I have dataframe like this one below.
df = pd.DataFrame({
'date': ["22.10.2021", "22.10.2021", "22.10.2021", "22.10.2021", "23.10.2021"],
'Product': ["apple", "apple", "orange", "orange", "cherry"],
'sold_kg': [2, 3, 1, 6, 2]})
df['Qty of Orange Sold that day'] = df.groupby(['date', 'Product']).sold_kg.transform("sum")
My actual groupby will consist of 7-8 arguments. I need one of them be constant based. For example I want it calculate qty only of oranges sold that day but only for oranges.

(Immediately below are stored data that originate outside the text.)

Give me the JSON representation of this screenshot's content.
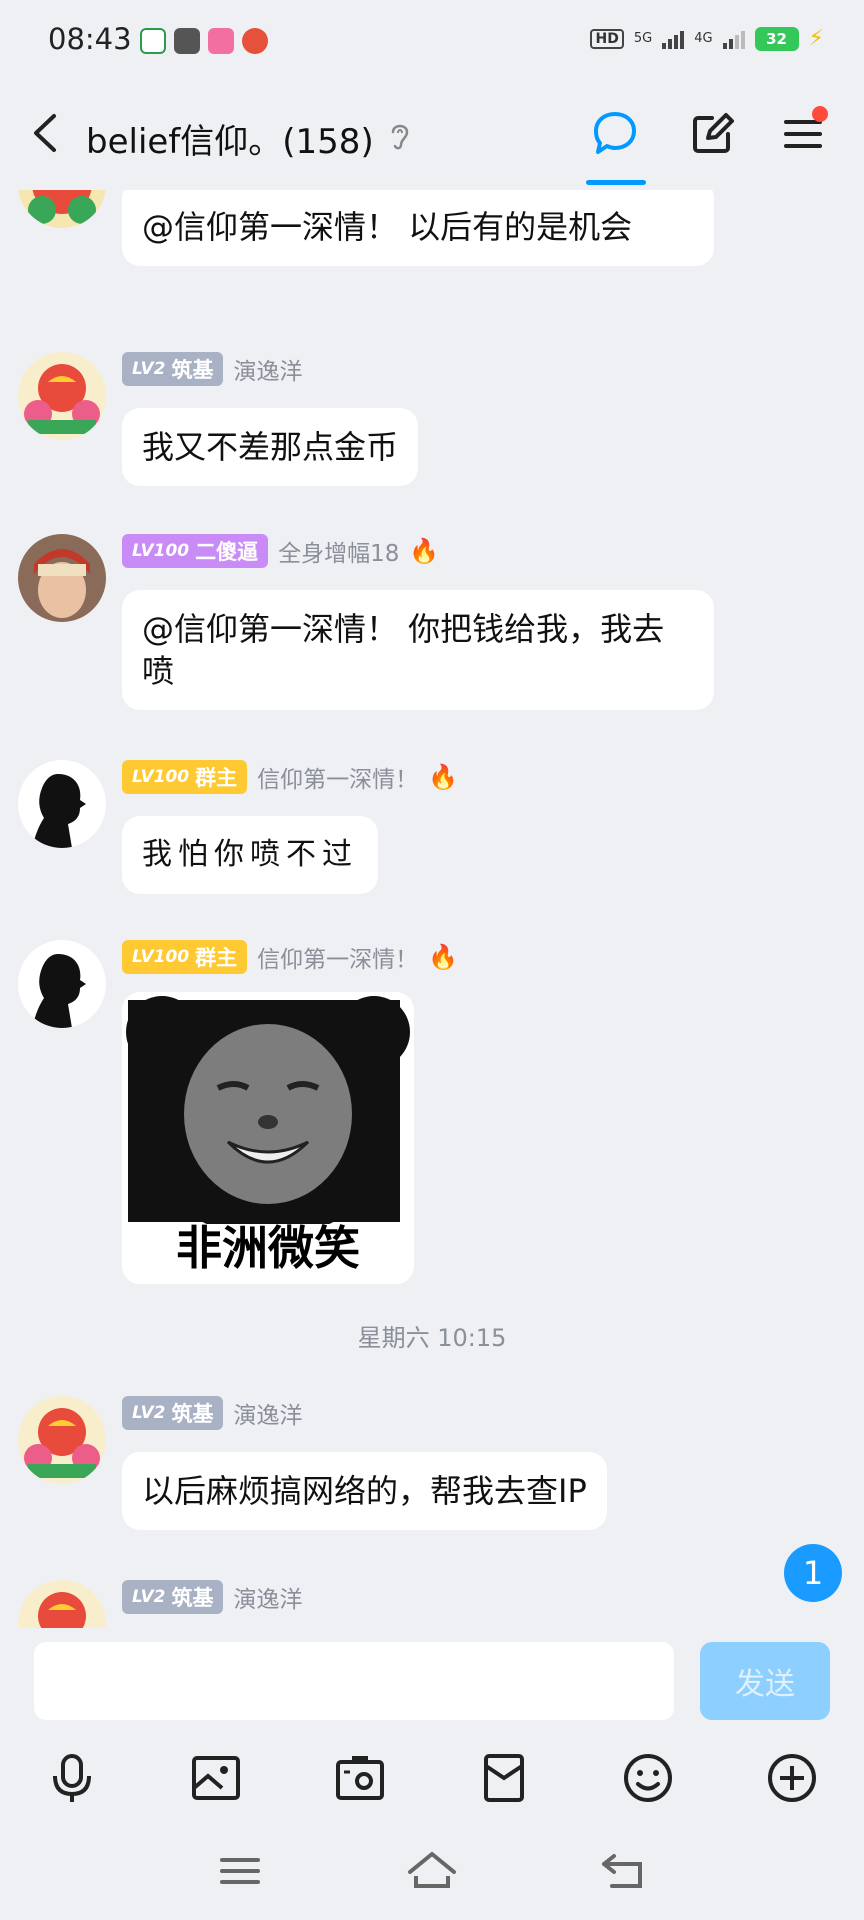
{
  "status": {
    "time": "08:43",
    "hd": "HD",
    "net1": "5G",
    "net2": "4G",
    "battery": "32"
  },
  "header": {
    "title": "belief信仰。(158)"
  },
  "messages": [
    {
      "type": "text",
      "text": "@信仰第一深情！ 以后有的是机会"
    },
    {
      "type": "text",
      "level": "LV2",
      "badge": "筑基",
      "nick": "演逸洋",
      "text": "我又不差那点金币"
    },
    {
      "type": "text",
      "level": "LV100",
      "badge": "二傻逼",
      "nick": "全身增幅18",
      "text": "@信仰第一深情！ 你把钱给我，我去喷"
    },
    {
      "type": "text",
      "level": "LV100",
      "badge": "群主",
      "nick": "信仰第一深情！",
      "text": "我怕你喷不过"
    },
    {
      "type": "sticker",
      "level": "LV100",
      "badge": "群主",
      "nick": "信仰第一深情！",
      "caption": "非洲微笑"
    },
    {
      "type": "text",
      "level": "LV2",
      "badge": "筑基",
      "nick": "演逸洋",
      "text": "以后麻烦搞网络的，帮我去查IP"
    },
    {
      "type": "partial",
      "level": "LV2",
      "badge": "筑基",
      "nick": "演逸洋"
    }
  ],
  "time_separator": "星期六 10:15",
  "unread_count": "1",
  "input": {
    "value": "",
    "send_label": "发送"
  },
  "colors": {
    "accent": "#0099ff",
    "send_disabled": "#8dcfff",
    "badge_grey": "#a9b1c4",
    "badge_purple": "#c98cf6",
    "badge_gold": "#ffc933"
  },
  "toolbar_icons": [
    "microphone-icon",
    "photo-icon",
    "camera-icon",
    "red-packet-icon",
    "emoji-icon",
    "plus-icon"
  ],
  "nav_icons": [
    "recent-apps-icon",
    "home-icon",
    "back-icon"
  ]
}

I mean even something like - but of course that didn't work. Could you advice something?
df['Qty of Orange Sold that day'] = = df.groupby(['date', 'Product'=='orange']).sold_kg.transform("sum")
CodePudding user response:
IIUC, iterating through the groups and assigning the new value to a new column should work. This could be written into a custom lambda function using apply, but I've had similar speed results this way.
df = pd.DataFrame({
'date': ["22.10.2021", "22.10.2021", "22.10.2021", "22.10.2021", "23.10.2021", "23.10.2021", "23.10.2021", "23.10.2021", "23.10.2021", "25.10.2021"],
'Product': ["apple", "apple", "orange", "orange", "cherry","apple", "apple", "orange", "orange", "cherry"],
'sold_kg': [2, 3, 1, 6, 2,1, 5, 2, 3, 3]})
# the if is needed in case there are no 'oranges' in a particular date. otherwise, it's throws an error.
my_constant = 'orange'
dfg = df.groupby(['date'])
df_list = []
for grp in dfg.groups:
g = dfg.get_group(grp)
if g.groupby(['Product']).sum().filter(like=my_constant, axis = 0)['sold_kg'].values.size > 0:
val = g.groupby(['Product']).sum().filter(like=my_constant, axis = 0)['sold_kg'].values[0]
else:
val = 0
df_list.append(g.assign(totals=val))
out_pd = pd.concat(df_list, axis=0)
out_pd
date Product sold_kg totals
0 22.10.2021 apple 2 7
1 22.10.2021 apple 3 7
2 22.10.2021 orange 1 7
3 22.10.2021 orange 6 7
4 23.10.2021 cherry 2 5
5 23.10.2021 apple 1 5
6 23.10.2021 apple 5 5
7 23.10.2021 orange 2 5
8 23.10.2021 orange 3 5
9 25.10.2021 cherry 3 0
CodePudding user response:
You could do the whole process in two parts.
First, filter oranges:
oranges = df[df['Product'] == 'orange']
Then, groupby date
oranges.groupby(['date'])
If you want to do this in one line:
df[df['Product'] == 'orange'].groupby(['date'])
There could be some mistakes, I am on mobile.